林惋的下身敏感得可怕,被彻底改造过的骚逼早已面目全非,黑红烂熟的肉唇又肥又厚,微微外翻,穴口还残留着刚才被指奸时喷出的淫水,,肉唇和蒂珠一碰就发抖。

        沈风的舌头很快从阴蒂向下,沿着湿滑的缝隙舔弄,舌尖模仿着性器,浅浅地抽插进那红肿的穴口。

        “……啊啊啊啊——”

        林惋的腰猛地弓起,舌头每一次浅浅的进出,都精准地刮过他残破的处女膜,那层早已被他自己玩破,却因为药物和反复侵犯而变得更加敏感的薄膜,被舌尖反复刮擦,带来一种又痒又麻的磨人快感。
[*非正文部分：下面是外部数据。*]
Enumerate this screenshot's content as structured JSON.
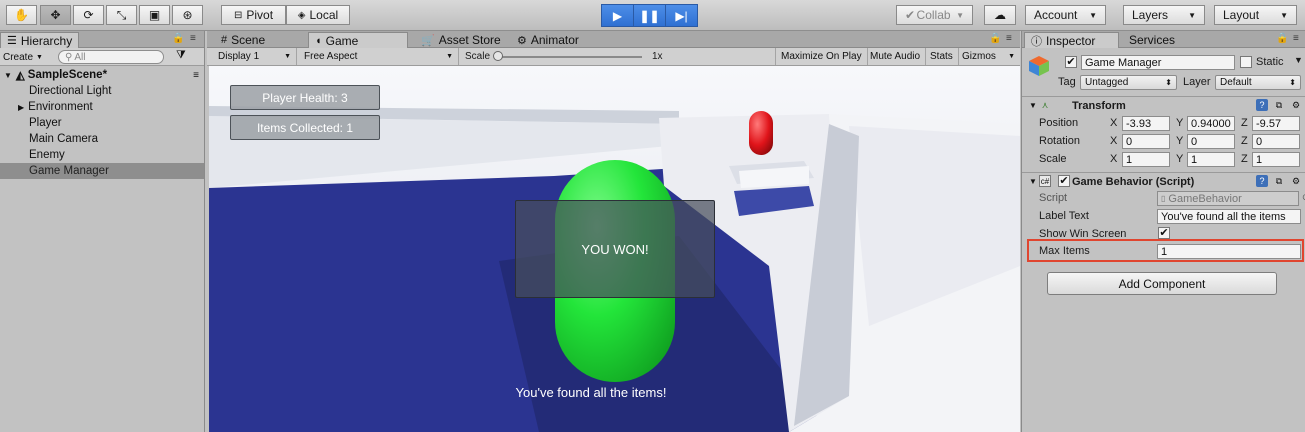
{
  "toolbar": {
    "pivot_label": "Pivot",
    "local_label": "Local",
    "collab_label": "Collab",
    "account_label": "Account",
    "layers_label": "Layers",
    "layout_label": "Layout"
  },
  "hierarchy": {
    "tab_label": "Hierarchy",
    "create_label": "Create",
    "search_placeholder": "All",
    "scene_name": "SampleScene*",
    "items": [
      {
        "label": "Directional Light"
      },
      {
        "label": "Environment"
      },
      {
        "label": "Player"
      },
      {
        "label": "Main Camera"
      },
      {
        "label": "Enemy"
      },
      {
        "label": "Game Manager"
      }
    ]
  },
  "center_tabs": {
    "scene": "Scene",
    "game": "Game",
    "asset_store": "Asset Store",
    "animator": "Animator"
  },
  "game_toolbar": {
    "display": "Display 1",
    "aspect": "Free Aspect",
    "scale_label": "Scale",
    "scale_value": "1x",
    "maximize": "Maximize On Play",
    "mute": "Mute Audio",
    "stats": "Stats",
    "gizmos": "Gizmos"
  },
  "game_ui": {
    "player_health": "Player Health: 3",
    "items_collected": "Items Collected: 1",
    "win_button": "YOU WON!",
    "found_text": "You've found all the items!"
  },
  "inspector": {
    "tab_label": "Inspector",
    "services_label": "Services",
    "object_name": "Game Manager",
    "static_label": "Static",
    "tag_label": "Tag",
    "tag_value": "Untagged",
    "layer_label": "Layer",
    "layer_value": "Default",
    "transform": {
      "title": "Transform",
      "position_label": "Position",
      "rotation_label": "Rotation",
      "scale_label": "Scale",
      "x": "X",
      "y": "Y",
      "z": "Z",
      "position": [
        "-3.93",
        "0.94000",
        "-9.57"
      ],
      "rotation": [
        "0",
        "0",
        "0"
      ],
      "scale": [
        "1",
        "1",
        "1"
      ]
    },
    "script_component": {
      "title": "Game Behavior (Script)",
      "script_label": "Script",
      "script_value": "GameBehavior",
      "label_text_label": "Label Text",
      "label_text_value": "You've found all the items",
      "show_win_label": "Show Win Screen",
      "max_items_label": "Max Items",
      "max_items_value": "1"
    },
    "add_component": "Add Component"
  },
  "colors": {
    "play_active": "#3478db",
    "highlight": "#e0452f",
    "capsule_green": "#23e53a",
    "ground_blue": "#2b3491"
  }
}
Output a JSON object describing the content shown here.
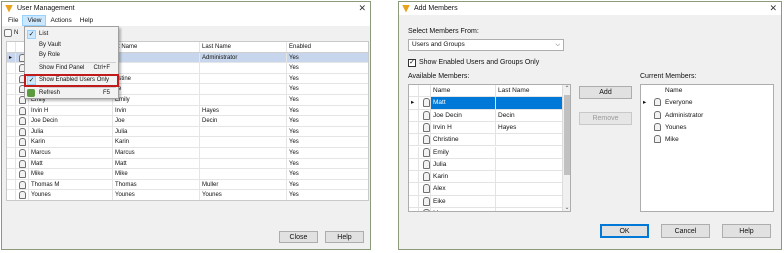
{
  "win1": {
    "title": "User Management",
    "menu": [
      "File",
      "View",
      "Actions",
      "Help"
    ],
    "view_menu": [
      {
        "label": "List",
        "accel": "",
        "checked": true
      },
      {
        "label": "By Vault",
        "accel": "",
        "checked": false
      },
      {
        "label": "By Role",
        "accel": "",
        "checked": false
      },
      {
        "label": "Show Find Panel",
        "accel": "Ctrl+F",
        "checked": false
      },
      {
        "label": "Show Enabled Users Only",
        "accel": "",
        "checked": true
      },
      {
        "label": "Refresh",
        "accel": "F5",
        "checked": false
      }
    ],
    "toolbar_glyph": "N",
    "columns": [
      "",
      "",
      "",
      "st Name",
      "Last Name",
      "Enabled"
    ],
    "rows": [
      {
        "user": "",
        "first": "",
        "last": "Administrator",
        "enabled": "Yes"
      },
      {
        "user": "",
        "first": "y",
        "last": "",
        "enabled": "Yes"
      },
      {
        "user": "",
        "first": "ristine",
        "last": "",
        "enabled": "Yes"
      },
      {
        "user": "",
        "first": "ke",
        "last": "",
        "enabled": "Yes"
      },
      {
        "user": "Emily",
        "first": "Emily",
        "last": "",
        "enabled": "Yes"
      },
      {
        "user": "Irvin H",
        "first": "Irvin",
        "last": "Hayes",
        "enabled": "Yes"
      },
      {
        "user": "Joe Decin",
        "first": "Joe",
        "last": "Decin",
        "enabled": "Yes"
      },
      {
        "user": "Julia",
        "first": "Julia",
        "last": "",
        "enabled": "Yes"
      },
      {
        "user": "Karin",
        "first": "Karin",
        "last": "",
        "enabled": "Yes"
      },
      {
        "user": "Marcus",
        "first": "Marcus",
        "last": "",
        "enabled": "Yes"
      },
      {
        "user": "Matt",
        "first": "Matt",
        "last": "",
        "enabled": "Yes"
      },
      {
        "user": "Mike",
        "first": "Mike",
        "last": "",
        "enabled": "Yes"
      },
      {
        "user": "Thomas M",
        "first": "Thomas",
        "last": "Muller",
        "enabled": "Yes"
      },
      {
        "user": "Younes",
        "first": "Younes",
        "last": "Younes",
        "enabled": "Yes"
      }
    ],
    "buttons": {
      "close": "Close",
      "help": "Help"
    }
  },
  "win2": {
    "title": "Add Members",
    "select_label": "Select Members From:",
    "select_value": "Users and Groups",
    "checkbox_label": "Show Enabled Users and Groups Only",
    "available_label": "Available Members:",
    "current_label": "Current Members:",
    "available_columns": [
      "Name",
      "Last Name"
    ],
    "available": [
      {
        "name": "Matt",
        "last": ""
      },
      {
        "name": "Joe Decin",
        "last": "Decin"
      },
      {
        "name": "Irvin H",
        "last": "Hayes"
      },
      {
        "name": "Christine",
        "last": ""
      },
      {
        "name": "Emily",
        "last": ""
      },
      {
        "name": "Julia",
        "last": ""
      },
      {
        "name": "Karin",
        "last": ""
      },
      {
        "name": "Alex",
        "last": ""
      },
      {
        "name": "Eike",
        "last": ""
      },
      {
        "name": "M...",
        "last": ""
      }
    ],
    "current_columns": [
      "Name"
    ],
    "current": [
      "Everyone",
      "Administrator",
      "Younes",
      "Mike"
    ],
    "buttons": {
      "add": "Add",
      "remove": "Remove",
      "ok": "OK",
      "cancel": "Cancel",
      "help": "Help"
    }
  }
}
        沈风的舌头越插越深,几乎像真的在操他一样抽插着。每次抽出时,舌尖都会带出黏稠的淫水,插进去时又把舌尖卷成勺状,刮着内壁最敏感的那一点。

        “不…不不不不行了……要高潮了啊啊——”

        这一次的高潮来得又快又突然,林惋已经连淫叫都发不出来了。他的身体剧烈地痉挛,双腿不受控制地绷直,骚逼剧烈收缩,喷出一大股透明的淫水,直接浇在沈风的舌头上和下巴上。

        淫水流得乱七八糟,顺着沈风的下巴一直往下淌,湿透了他的衣领。

        可沈风没有停,似乎是想要帮忙帮彻底。

        他的脸埋得更深,高挺的鼻梁故意从下往上刮过肿大的阴蒂,又不经意蹭过林惋那还在微微抽搐的雌尿眼。